Known in Latin as Litopenaeus vannamei, the creature is not really a shrimp, but a prawn that is caught from Sonora in Mexico to northern Peru. A small amount is also farmed off the waters of Texas.
The males of the species produce two "packets" of sperm that are stuck to the female during intercourse. If the male does not use these packets, they are liable to become so hard that the male is unable to ejaculate them. As a result, the sperm in effect have a "use-by" viability date, after which the male becomes impotent.
BGU researchers in Beersheba headed by Prof. Amir Sagi of the marine biology and biotechnology study center discovered that the male whiteleg have a mechanism that - during their youth - allows them to avoid the stiffening of the sperm packets and resulting impotence.
©unk |
Pacific Prawn. |
Sagi and lab researchers Shmuel Parnas, Shaul Raviv and Assaf Schechter raised 50 males and followed their behavior over a period of eight months. They also documented the cycles of the whitelegs' sperm production.
At the end of every two-month cycle, the sea creatures lose their armor-like shell and grow a new one. Males that have not mated were found to have lost their old sperm packets near the last few hours of their "periods," and new ones appear in their place. This means that male whitelegs renew their sperm packets in a cyclical manner, once every two weeks, in perfect coordination with losing their armor, a process that is accomplished through hormonal supervision.

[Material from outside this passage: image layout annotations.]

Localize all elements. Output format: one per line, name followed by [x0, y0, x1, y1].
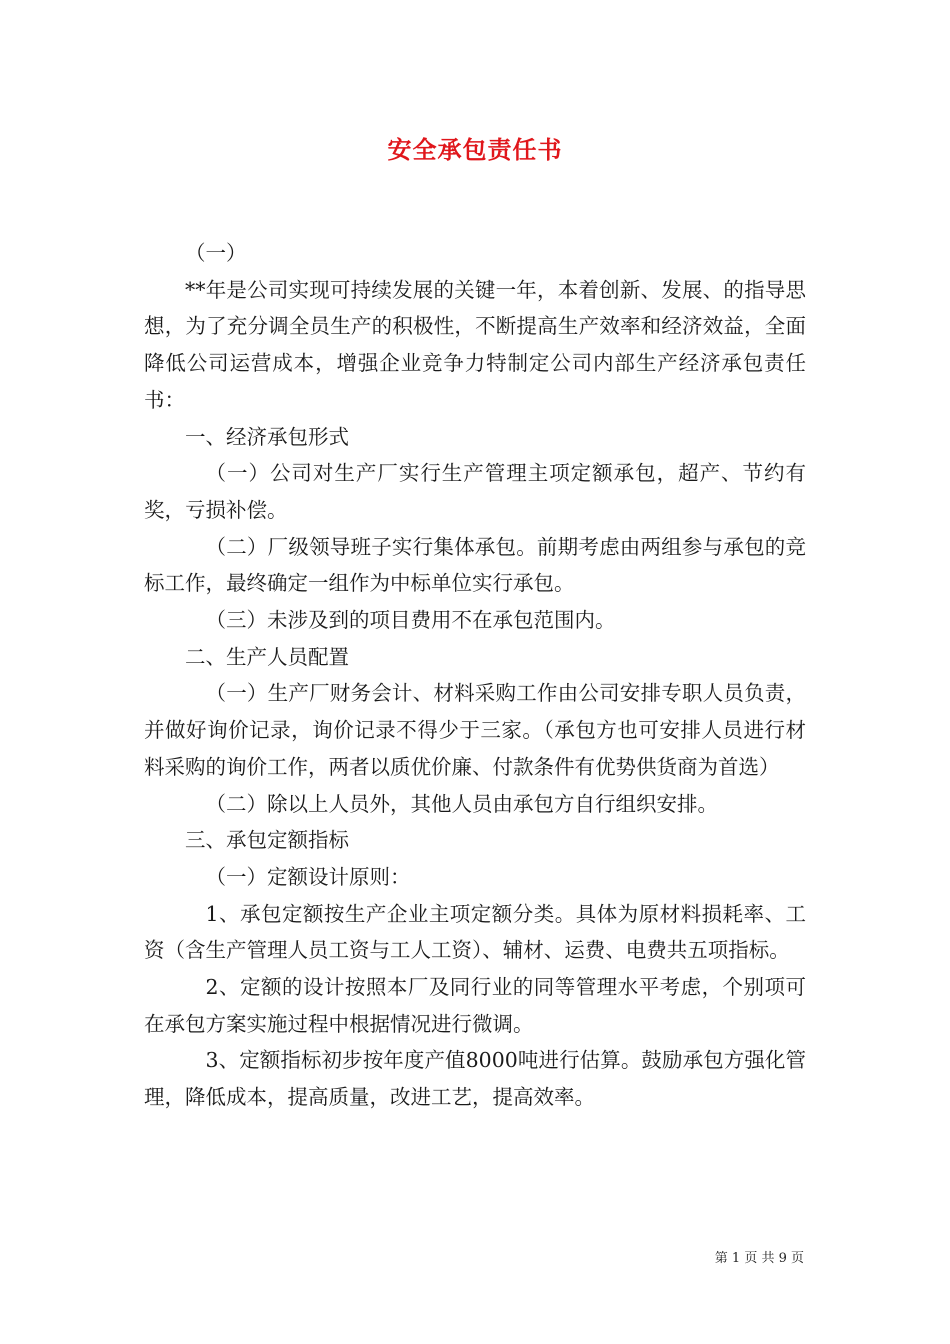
paragraph: （一） — [185, 241, 247, 265]
paragraph: 3、定额指标初步按年度产值8000吨进行估算。鼓励承包方强化管理，降低成本，提高质量，改进工艺，提高效率。 — [144, 1048, 806, 1110]
section-heading: 一、经济承包形式 — [185, 424, 349, 449]
paragraph: （三）未涉及到的项目费用不在承包范围内。 — [205, 608, 616, 633]
paragraph: 2、定额的设计按照本厂及同行业的同等管理水平考虑，个别项可在承包方案实施过程中根据情况进行微调。 — [144, 975, 806, 1036]
paragraph: （一）公司对生产厂实行生产管理主项定额承包，超产、节约有奖，亏损补偿。 — [144, 461, 806, 522]
page-title: 安全承包责任书 — [387, 135, 563, 164]
subsection-heading: （一）定额设计原则： — [205, 864, 411, 889]
section-heading: 二、生产人员配置 — [185, 644, 349, 669]
paragraph: （二）除以上人员外，其他人员由承包方自行组织安排。 — [205, 791, 718, 816]
paragraph: （二）厂级领导班子实行集体承包。前期考虑由两组参与承包的竞标工作，最终确定一组作为中标单位实行承包。 — [144, 534, 806, 596]
section-heading: 三、承包定额指标 — [185, 828, 349, 853]
paragraph: 1、承包定额按生产企业主项定额分类。具体为原材料损耗率、工资（含生产管理人员工资与工人工资）、辅材、运费、电费共五项指标。 — [144, 901, 806, 963]
page-number-footer: 第 1 页 共 9 页 — [714, 1251, 804, 1266]
document-body — [144, 235, 806, 1116]
paragraph: **年是公司实现可持续发展的关键一年，本着创新、发展、的指导思想，为了充分调全员生产的积极性，不断提高生产效率和经济效益，全面降低公司运营成本，增强企业竞争力特制定公司内部生产经济承包责任书： — [144, 277, 806, 412]
paragraph: （一）生产厂财务会计、材料采购工作由公司安排专职人员负责，并做好询价记录，询价记录不得少于三家。（承包方也可安排人员进行材料采购的询价工作，两者以质优价廉、付款条件有优势供货商为首选） — [144, 681, 806, 779]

Parnes explained that this process is very similar to menstrual cycles in human females and primates of reproductive age whose endometrium (uterine lining) breaks down and is eliminated in the form of blood.
"Even if the young whiteleg male does not have success producing progeny during one cycle," Parnes said, he still has another chance with the next cycle without becoming impotent. This finding puts a new light on the common belief that males always want to mate."
The discovery has aroused much interest among scientists and been published in journals such as Experimental Biology, as well as New Scientist and in programs such as BBC Wildlife.